June’s small circle barely overlapped his; her friends were Christian, future nurses and social workers and mothers, and they held themselves apart from the radical girls with wide Afros and new names and hoop earrings to their shoulders, and apart from the Black Power boys in tight jeans and berets, sexy and scary and wrong, and they held themselves apart from the white girls who were everywhere, Jewish girls with auburn Afros and little blue glasses on their long noses, Protestant girls with Breck-shampoo blonde hair, flat as silk to their skinny behinds, managing to apologize for that hair and still toss it around a room like Stardust. If June had not moved to Boston, by chance and because her mother’s best friend was director of a nursing program, she might have lost Huddie sooner. But she saw him play two games for the Celtics (her mother’s best friend was a fan, had touched the smooth hands of JoJo White and wept during John Havlicek’s last game), jumping to the very rim of the basket, above the heads of bigger men, and she saw him fall to the hardwood floor like wet laundry. She heard the snap before she saw him curl up, grey with pain, and although it broke her heart, she was reasonably sure he wouldn’t play again.

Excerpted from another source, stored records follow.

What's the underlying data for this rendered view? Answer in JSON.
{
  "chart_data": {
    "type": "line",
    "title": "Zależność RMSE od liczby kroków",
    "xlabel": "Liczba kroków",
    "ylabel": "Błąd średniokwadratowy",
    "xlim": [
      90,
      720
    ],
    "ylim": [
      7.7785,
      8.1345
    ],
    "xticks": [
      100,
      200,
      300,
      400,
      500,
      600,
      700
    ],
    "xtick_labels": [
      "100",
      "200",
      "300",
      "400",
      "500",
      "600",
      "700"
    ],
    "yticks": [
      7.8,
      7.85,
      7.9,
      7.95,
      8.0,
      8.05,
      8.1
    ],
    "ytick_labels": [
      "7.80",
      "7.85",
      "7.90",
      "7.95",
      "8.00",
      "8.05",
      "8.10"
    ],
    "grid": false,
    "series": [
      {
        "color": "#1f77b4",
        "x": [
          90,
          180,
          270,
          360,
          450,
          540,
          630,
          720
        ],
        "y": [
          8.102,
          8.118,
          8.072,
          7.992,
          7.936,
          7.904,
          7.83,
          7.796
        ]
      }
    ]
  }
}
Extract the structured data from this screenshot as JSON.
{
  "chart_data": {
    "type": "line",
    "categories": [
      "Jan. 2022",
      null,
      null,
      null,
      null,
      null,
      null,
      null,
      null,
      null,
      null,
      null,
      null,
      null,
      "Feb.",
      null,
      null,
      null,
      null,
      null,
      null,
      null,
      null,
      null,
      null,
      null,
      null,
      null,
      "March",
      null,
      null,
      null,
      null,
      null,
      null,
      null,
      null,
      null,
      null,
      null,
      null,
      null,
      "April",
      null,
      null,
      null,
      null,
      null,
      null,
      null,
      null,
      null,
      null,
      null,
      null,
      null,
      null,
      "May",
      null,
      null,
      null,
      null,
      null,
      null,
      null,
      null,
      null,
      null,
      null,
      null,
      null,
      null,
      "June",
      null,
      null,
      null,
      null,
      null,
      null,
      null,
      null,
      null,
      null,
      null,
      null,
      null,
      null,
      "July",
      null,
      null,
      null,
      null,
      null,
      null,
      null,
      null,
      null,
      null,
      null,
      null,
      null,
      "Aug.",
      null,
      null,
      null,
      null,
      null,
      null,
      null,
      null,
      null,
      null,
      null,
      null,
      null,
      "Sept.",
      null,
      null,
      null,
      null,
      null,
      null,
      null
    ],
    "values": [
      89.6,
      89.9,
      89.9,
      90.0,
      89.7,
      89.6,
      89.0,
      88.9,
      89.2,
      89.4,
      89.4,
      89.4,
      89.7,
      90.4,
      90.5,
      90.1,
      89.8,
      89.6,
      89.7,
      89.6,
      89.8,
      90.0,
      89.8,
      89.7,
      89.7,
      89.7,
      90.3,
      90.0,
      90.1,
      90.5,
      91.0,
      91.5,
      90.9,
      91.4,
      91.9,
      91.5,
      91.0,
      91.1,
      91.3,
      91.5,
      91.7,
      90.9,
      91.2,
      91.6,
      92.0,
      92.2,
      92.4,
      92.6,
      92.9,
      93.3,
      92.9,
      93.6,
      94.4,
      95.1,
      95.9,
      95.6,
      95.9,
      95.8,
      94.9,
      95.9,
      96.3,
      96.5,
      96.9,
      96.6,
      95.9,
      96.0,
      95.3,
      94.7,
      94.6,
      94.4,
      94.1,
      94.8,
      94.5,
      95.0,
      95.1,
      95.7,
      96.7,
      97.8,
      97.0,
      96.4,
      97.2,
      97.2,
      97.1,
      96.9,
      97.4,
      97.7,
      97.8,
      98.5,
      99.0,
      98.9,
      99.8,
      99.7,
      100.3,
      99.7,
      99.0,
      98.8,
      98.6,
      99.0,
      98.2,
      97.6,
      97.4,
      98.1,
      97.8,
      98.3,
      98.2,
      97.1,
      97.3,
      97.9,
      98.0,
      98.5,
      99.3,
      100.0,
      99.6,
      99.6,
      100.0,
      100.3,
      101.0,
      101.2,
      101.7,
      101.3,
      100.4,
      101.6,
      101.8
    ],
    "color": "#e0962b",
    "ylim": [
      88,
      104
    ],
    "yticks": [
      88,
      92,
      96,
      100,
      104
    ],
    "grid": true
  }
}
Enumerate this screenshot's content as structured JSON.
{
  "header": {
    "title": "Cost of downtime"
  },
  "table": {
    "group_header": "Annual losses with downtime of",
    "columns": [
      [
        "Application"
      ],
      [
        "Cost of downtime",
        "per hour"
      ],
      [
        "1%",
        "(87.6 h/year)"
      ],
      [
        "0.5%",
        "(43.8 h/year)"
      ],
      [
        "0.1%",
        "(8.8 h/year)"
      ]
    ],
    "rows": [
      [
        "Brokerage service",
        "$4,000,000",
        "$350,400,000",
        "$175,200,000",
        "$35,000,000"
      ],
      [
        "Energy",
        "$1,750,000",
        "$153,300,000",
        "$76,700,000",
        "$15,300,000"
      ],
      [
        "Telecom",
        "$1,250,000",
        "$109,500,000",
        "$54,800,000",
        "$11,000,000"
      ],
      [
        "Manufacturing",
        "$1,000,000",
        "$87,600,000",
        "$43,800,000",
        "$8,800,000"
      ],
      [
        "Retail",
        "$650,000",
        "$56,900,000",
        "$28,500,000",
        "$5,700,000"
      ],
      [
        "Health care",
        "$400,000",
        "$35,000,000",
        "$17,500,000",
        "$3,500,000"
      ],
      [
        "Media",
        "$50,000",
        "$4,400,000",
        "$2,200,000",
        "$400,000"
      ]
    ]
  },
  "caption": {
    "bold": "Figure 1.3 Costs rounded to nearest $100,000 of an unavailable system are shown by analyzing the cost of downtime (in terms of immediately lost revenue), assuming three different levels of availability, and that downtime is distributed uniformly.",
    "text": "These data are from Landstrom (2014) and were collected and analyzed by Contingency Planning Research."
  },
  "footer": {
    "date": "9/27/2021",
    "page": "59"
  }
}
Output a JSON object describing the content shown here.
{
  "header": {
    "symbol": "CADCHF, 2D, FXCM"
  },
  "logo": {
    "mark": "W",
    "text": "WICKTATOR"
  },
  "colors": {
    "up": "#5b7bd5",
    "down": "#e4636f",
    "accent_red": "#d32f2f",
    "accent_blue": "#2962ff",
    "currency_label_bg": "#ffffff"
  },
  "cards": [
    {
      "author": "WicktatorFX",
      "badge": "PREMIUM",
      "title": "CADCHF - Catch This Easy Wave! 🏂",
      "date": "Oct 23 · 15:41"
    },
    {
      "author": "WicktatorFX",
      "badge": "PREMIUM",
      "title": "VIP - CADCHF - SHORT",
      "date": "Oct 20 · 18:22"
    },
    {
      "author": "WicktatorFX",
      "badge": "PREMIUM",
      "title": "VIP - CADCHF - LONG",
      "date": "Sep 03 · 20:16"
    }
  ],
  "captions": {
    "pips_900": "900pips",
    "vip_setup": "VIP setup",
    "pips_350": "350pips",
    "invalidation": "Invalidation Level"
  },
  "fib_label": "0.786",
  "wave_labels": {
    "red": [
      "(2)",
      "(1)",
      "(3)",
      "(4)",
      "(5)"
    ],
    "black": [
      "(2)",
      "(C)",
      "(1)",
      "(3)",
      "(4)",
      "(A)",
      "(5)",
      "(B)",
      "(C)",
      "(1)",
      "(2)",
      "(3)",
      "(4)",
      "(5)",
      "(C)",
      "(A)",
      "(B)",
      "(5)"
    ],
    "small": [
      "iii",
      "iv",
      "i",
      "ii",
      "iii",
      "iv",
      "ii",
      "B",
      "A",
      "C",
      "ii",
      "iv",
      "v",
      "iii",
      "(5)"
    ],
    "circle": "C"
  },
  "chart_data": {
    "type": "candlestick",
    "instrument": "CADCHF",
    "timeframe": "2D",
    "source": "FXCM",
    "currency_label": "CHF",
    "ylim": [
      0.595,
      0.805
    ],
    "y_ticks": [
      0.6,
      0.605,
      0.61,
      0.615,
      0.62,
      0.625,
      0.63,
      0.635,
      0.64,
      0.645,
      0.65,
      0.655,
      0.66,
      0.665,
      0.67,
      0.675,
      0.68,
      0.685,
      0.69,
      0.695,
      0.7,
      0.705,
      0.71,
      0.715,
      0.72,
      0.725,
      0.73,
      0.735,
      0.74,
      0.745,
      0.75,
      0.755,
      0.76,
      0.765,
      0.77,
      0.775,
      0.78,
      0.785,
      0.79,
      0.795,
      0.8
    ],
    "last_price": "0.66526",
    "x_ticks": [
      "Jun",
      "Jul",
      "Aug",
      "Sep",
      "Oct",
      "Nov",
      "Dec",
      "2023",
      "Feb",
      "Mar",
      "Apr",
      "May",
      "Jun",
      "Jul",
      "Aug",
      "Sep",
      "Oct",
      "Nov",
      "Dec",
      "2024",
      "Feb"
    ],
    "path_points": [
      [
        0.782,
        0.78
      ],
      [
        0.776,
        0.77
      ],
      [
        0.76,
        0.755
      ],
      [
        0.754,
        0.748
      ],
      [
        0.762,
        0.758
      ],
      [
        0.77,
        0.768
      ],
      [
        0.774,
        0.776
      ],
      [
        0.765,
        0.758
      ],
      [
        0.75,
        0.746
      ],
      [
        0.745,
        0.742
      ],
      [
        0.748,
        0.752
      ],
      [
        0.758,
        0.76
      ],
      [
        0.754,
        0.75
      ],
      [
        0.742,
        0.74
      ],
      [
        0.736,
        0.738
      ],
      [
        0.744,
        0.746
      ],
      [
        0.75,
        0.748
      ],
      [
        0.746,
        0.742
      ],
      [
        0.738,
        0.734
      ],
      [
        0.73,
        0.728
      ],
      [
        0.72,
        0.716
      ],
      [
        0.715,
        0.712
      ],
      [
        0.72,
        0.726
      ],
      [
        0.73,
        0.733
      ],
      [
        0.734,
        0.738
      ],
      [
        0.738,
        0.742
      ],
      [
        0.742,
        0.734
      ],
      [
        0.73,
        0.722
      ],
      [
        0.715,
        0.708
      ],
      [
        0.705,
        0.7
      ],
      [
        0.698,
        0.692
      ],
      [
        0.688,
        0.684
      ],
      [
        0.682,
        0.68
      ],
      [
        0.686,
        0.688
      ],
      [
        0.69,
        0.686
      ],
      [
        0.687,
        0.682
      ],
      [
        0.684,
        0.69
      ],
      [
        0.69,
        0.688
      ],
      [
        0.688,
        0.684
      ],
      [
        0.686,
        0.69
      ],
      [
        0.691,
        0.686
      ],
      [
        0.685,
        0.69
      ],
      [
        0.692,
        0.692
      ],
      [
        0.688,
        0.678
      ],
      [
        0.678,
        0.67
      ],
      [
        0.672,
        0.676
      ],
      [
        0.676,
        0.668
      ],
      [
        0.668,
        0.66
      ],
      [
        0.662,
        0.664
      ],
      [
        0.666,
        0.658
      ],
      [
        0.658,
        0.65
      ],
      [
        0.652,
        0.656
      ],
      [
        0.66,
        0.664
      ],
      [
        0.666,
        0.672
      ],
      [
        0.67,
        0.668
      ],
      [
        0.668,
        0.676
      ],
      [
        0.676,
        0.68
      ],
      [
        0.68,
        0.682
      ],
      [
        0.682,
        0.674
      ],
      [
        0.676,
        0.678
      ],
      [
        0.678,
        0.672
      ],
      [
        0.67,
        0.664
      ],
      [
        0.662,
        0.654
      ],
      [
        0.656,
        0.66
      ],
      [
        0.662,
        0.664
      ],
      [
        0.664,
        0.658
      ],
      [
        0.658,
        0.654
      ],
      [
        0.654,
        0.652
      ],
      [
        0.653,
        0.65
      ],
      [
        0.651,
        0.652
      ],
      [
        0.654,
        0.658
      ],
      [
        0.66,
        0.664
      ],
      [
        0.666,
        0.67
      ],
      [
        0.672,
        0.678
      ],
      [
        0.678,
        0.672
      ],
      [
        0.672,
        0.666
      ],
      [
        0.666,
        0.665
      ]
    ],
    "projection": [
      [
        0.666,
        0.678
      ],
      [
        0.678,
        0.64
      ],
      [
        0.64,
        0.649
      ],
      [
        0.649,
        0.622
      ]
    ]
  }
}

She had a girlfriend hand-deliver a sympathetic and encouraging card to his hospital room. She wrote Huddie about her old boyfriend who broke his knee and went on to play three more seasons (in high school and badly, she did not write) and sent a batch of oatmeal-raisin cookies. After two weeks, she sent another batch of cookies to his apartment with a friendly, dignified note on her own stationery suggesting the name of a good physical therapist. Finally he had to thank her, and as sweetly as she could, she kept him on the phone until a visit seemed in order. She was maid, secretary, cheerleader, and rehab assistant. She did not presume to call herself girlfriend, and when the model types were around she faded, and when they stopped coming, when his contract was not renewed and the Phoenix Suns went back on their offer and the Italians sent only a case of Barbaresco and their condolences, she made spaghetti with Italian sausage and listened while Huddie talked about red wine and the kind of restaurant he’d like to run. She finished nursing school and they were still together. And he had not found his feet in real estate or insurance or franchises and he didn’t sleep well or long. He never blamed anyone. June was happy to be pregnant, happy to be a pediatric nurse, happy to leave the terrible cold and terrible white people of Boston, happy to be handsome, kind Huddie Lester’s wife. She willed him to be happy with her.